- Directed by: Laurie Lynd
- Written by: Laurie Lynd Daniel MacIvor (play and screenplay)
- Produced by: Colin Brunton Karen Lee Hall
- Starring: Daniel MacIvor;
- Cinematography: David Makin
- Music by: Jeff Bird Michael Timmins
- Release date: September 8, 1995 (TIFF);
- Running time: 85 minutes
- Country: Canada
- Language: English

= House (1995 film) =

House is a Canadian drama film, released in 1995. Written and directed by Laurie Lynd as an adaptation of Daniel MacIvor's one-man play House, the film stars MacIvor as Victor, an antisocial drifter with some hints of paranoid schizophrenia, who arrives in the town of Hope Springs and invites ten strangers into the local church to watch him perform a monologue about his struggles and disappointments in life.
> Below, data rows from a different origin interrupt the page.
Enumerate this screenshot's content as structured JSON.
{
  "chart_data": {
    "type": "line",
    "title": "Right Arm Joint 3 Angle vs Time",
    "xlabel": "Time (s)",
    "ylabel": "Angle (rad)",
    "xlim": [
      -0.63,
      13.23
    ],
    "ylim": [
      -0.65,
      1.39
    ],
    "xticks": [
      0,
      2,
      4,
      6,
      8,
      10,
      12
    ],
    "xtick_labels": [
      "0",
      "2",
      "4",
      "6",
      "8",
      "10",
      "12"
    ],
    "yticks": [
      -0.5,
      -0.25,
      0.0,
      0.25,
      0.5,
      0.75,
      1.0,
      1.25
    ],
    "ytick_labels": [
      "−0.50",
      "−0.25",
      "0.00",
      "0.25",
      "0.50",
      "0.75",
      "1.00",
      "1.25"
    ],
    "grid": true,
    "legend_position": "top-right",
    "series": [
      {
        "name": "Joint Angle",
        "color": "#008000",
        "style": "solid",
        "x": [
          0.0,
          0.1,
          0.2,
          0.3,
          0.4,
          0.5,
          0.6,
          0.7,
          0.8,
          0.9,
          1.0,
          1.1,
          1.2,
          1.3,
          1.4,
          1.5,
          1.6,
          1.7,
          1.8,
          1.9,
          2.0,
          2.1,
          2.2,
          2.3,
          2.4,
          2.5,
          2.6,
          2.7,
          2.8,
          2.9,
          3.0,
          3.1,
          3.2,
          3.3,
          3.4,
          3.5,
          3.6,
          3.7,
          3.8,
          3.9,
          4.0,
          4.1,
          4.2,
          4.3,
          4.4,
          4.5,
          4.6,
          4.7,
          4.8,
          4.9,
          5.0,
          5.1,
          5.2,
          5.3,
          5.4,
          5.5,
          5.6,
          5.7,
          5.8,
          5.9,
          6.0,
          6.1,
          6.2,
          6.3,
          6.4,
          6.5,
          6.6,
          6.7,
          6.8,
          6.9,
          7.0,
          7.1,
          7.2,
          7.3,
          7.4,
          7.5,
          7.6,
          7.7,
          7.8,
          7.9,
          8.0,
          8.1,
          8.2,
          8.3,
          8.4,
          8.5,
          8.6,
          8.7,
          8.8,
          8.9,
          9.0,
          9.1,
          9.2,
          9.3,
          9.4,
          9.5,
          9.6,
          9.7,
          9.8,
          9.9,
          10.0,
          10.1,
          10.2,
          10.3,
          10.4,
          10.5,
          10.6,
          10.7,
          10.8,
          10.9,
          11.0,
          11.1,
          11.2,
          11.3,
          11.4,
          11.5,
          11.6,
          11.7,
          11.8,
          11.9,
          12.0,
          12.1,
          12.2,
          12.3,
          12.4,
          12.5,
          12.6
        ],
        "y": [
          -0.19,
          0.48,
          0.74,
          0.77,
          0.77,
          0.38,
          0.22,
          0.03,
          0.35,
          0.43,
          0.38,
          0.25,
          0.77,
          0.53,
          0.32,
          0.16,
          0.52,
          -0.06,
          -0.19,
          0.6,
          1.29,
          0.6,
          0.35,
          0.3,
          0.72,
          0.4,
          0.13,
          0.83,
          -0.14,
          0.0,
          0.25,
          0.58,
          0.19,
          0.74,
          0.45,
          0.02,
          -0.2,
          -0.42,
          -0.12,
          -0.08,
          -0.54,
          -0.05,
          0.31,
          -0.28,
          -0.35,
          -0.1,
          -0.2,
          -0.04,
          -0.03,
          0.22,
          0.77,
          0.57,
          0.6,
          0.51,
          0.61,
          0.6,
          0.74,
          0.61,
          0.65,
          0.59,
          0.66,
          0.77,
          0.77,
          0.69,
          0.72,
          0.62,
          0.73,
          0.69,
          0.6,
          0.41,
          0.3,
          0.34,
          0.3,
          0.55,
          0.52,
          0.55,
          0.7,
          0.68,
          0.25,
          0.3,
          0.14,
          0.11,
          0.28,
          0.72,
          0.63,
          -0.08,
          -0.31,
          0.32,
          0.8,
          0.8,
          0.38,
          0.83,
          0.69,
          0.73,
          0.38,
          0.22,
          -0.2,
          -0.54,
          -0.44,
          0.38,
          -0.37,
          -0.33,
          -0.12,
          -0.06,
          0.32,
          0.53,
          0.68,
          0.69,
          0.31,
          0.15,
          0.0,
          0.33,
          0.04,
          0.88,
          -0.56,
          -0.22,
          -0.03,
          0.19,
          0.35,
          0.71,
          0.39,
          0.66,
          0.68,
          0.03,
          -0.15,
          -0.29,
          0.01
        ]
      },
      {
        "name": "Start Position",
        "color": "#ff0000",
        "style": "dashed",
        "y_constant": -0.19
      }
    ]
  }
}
The original play was performed solely by MacIvor. For the film, Lynd added several other actors, giving the audience members some moments of direct interaction and intercutting Victor's monologue with scenes which directly depict the stories he describes. The extended cast includes Anne Anglin, Ben Cardinal, Patricia Collins, Jerry Franken, Caroline Gillis, Kathryn Greenwood, Nicky Guadagni, Joan Heney, Rachel Luttrell, Stephen Ouimette, Simon Richards, Christofer Williamson and Jonathan Wilson.

The film premiered at the 1995 Toronto International Film Festival in the Perspectives Canada series, before going into general release in 1996.

The film garnered two Genie Award nominations at the 17th Genie Awards in 1996, for Best Sound Editing (Fred Brennan, Daniel Pellerin, Virginia Storey, Paula Fairfield, Yann Delpuech) and Best Original Song (Michael Timmins, "House on the Horizon".)